Keir Starmer conseguiu manter o cargo após um dia de alta tensão em que o líder do Labour na Escócia, Anas Sarwar, pediu sua renúncia em meio a conflitos envolvendo Peter Mandelson. O premiê ressaltou aos seus deputados que não está disposto a abandonar o mandato nem a colocar o país em risco.

A semana trouxe reviravoltas em Downing Street. Morgan McSweeney, principal assessor próximo de Starmer, deixou o cargo. A saída ocorreu em meio à controvérsia sobre a nomeação de Mandelson como embaixador dos EUA e ao clima de instabilidade no governo.

Starmer reuniu-se com mais de 400 membros do parlamento e manteve o apoio público de membros do próprio gabinete, que disseram que o premiê ainda enfrenta desafios importantes, incluindo eleições suplementares.

Clima interno no Labour

Sarwar convocou uma entrevista coletiva em Glasgow para cobrar a renúncia de Starmer, apontando que decisões do governo prejudicaram o apoio à Labour na Escócia. A fala ressaltou a percepção de distração política e a necessidade de mudança na liderança.

Angela Rayner, antes ligada a rumores sobre uma possível candidatura, apoiou Starmer, enquanto Wes Streeting tornou públicos diálogos privados sobre Mandelson e críticas à estratégia governamental. A troca de mensagens gerou polêmica interna.

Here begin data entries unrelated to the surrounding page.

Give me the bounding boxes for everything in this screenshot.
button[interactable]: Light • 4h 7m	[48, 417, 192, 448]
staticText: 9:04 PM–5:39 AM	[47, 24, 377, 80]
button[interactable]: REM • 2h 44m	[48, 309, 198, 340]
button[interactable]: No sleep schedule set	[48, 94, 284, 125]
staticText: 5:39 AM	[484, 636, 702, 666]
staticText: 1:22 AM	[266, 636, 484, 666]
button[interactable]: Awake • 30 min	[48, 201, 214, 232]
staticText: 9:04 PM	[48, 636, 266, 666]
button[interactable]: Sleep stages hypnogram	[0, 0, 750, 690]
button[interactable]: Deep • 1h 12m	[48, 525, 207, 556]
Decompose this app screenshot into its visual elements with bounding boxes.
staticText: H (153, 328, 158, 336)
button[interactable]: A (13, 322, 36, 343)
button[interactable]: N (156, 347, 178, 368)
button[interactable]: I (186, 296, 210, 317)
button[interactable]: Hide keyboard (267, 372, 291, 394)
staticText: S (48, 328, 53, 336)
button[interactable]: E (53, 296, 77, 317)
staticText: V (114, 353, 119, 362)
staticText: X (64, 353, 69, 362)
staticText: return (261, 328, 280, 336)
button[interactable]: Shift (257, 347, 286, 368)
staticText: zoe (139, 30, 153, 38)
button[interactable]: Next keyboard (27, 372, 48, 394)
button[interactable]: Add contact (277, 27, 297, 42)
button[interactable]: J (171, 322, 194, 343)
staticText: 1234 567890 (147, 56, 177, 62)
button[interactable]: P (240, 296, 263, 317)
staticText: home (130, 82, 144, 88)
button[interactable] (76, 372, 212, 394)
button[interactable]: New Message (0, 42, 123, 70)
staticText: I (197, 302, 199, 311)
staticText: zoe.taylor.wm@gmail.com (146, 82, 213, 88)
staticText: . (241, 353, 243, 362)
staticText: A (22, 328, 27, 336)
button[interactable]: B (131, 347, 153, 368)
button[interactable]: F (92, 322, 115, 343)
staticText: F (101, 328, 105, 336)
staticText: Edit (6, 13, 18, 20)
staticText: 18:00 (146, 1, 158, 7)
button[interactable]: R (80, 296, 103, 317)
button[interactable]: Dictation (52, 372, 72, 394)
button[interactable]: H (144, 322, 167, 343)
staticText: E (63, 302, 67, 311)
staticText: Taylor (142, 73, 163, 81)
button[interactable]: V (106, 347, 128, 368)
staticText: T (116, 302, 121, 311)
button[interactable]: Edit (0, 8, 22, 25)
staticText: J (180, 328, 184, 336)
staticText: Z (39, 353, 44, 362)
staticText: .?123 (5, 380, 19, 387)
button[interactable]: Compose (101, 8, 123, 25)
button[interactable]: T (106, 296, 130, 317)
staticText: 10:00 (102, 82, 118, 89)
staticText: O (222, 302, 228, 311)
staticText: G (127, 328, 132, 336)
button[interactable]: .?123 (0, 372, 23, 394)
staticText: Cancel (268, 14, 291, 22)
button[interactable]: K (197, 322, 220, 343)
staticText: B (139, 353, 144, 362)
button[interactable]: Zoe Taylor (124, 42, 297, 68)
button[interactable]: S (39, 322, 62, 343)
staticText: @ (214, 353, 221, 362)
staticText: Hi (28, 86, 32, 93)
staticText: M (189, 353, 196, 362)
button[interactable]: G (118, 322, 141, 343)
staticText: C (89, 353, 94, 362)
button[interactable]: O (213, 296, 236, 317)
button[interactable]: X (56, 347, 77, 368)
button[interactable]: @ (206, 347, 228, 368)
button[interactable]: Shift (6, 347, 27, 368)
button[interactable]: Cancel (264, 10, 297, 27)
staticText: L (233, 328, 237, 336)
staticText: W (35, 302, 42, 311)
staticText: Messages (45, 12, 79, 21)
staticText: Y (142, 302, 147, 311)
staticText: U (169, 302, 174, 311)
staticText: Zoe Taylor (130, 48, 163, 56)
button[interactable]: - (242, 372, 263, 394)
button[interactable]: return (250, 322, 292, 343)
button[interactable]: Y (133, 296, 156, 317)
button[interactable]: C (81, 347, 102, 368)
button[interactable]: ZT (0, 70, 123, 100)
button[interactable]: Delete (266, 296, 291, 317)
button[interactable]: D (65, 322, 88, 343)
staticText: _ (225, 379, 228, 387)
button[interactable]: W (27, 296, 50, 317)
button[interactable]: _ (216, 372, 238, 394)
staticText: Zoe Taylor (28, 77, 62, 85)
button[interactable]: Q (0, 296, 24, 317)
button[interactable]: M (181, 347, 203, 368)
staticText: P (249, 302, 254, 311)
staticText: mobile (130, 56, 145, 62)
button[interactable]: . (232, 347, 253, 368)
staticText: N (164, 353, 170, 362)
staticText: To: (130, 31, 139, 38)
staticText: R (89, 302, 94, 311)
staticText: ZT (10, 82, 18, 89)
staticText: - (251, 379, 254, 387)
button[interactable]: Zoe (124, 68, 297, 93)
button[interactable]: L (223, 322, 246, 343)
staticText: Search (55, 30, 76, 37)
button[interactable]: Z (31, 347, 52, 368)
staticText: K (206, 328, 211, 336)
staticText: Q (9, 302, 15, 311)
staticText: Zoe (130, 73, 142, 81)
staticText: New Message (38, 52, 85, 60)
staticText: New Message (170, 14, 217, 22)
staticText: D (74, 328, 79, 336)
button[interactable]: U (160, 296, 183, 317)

Movimentações na cúpula de Downing Street

Tim Allan, chefe de comunicações de Starmer, deixou o cargo após menos de cinco meses, citando a construção de uma nova equipe no No 10. Chris Wormald, o mais alto servidor público, negocia sua saída, integrando um pacote de mudanças no aparelho.

Autoridades e auxiliares destacam que as mudanças ocorrem em meio a desafios políticos e eleitorais, com eleições locais próximas e o impacto da crise econômica sobre o apoio ao governo. O líder Labour busca consolidar aparato e estratégia para os próximos passos.